To summarise, option (1) is not acceptable, option (3) is acceptable but expensive, and option (2) is best but requires a clever splitting strategy. For the corresponding offline version of this example, (3) is quite easy to find and we hope a good algorhitm to find (2) efficiently. It is more practical in offline version because we do know the future at stage (III) in this case.

Offline Triple Spliting

Here we provide a example of splitting on the same tree, but now triple splitting from an offline problem prespective.

There are multiple ways to split the tree with minimum leaf imbalance (again we drop surface term), which is \( 3:3:4 \).
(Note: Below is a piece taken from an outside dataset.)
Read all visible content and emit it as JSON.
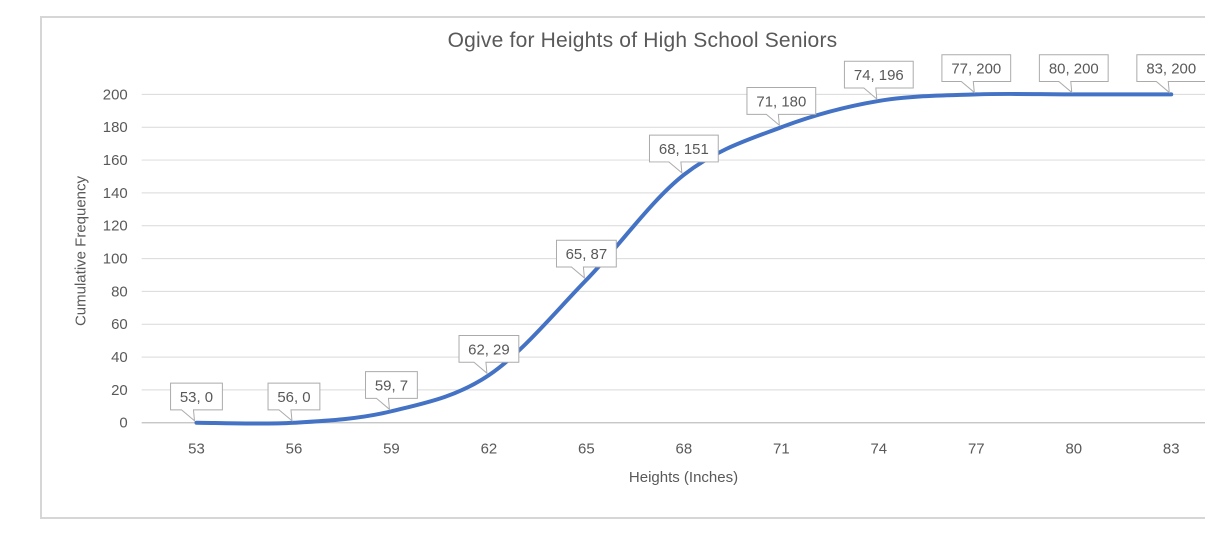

However they are from different splitting processes:

  1. Start with green, split 4 yellow at level 2, split 3 red at level 3. Total cost \( C_2(4A_1 + 7A_2 + 3A_1 + 10A_2) = C_2(7A_1 + 17A_2) \)
  2. Start with red, split 4 yellow at level 2, split 3 green at level 3. Total cost \( C_2(4A_1 + 7A_2 + 3A_1 + 10A_2) = C_2(7A_1 + 17A_2) \)
  3. Start with yellow, split 1 red at level 1, split 3 green at level 3. Total cost \( C_2(1A_1 + 4A_2 + 3A_1 + 10A_2) = C_2(4A_1 + 14A_2) \)
  4. Start with yellow, split 1 red at level 1, split 1 green at level 2. Total cost \( C_2(1A_1 + 4A_2 + 1A_1 + 7A_2) = C_2(2A_1 + 11A_2) \)

It is obvious (4) have the lowest cost of splitting, and it is because it makes better split decisions at early stage of tree construction, while keep the leaves imbalance unchanged. Now the problem is: given the structure of an arbitrary tree, can we find an algorithm to find the good splitting like (4)?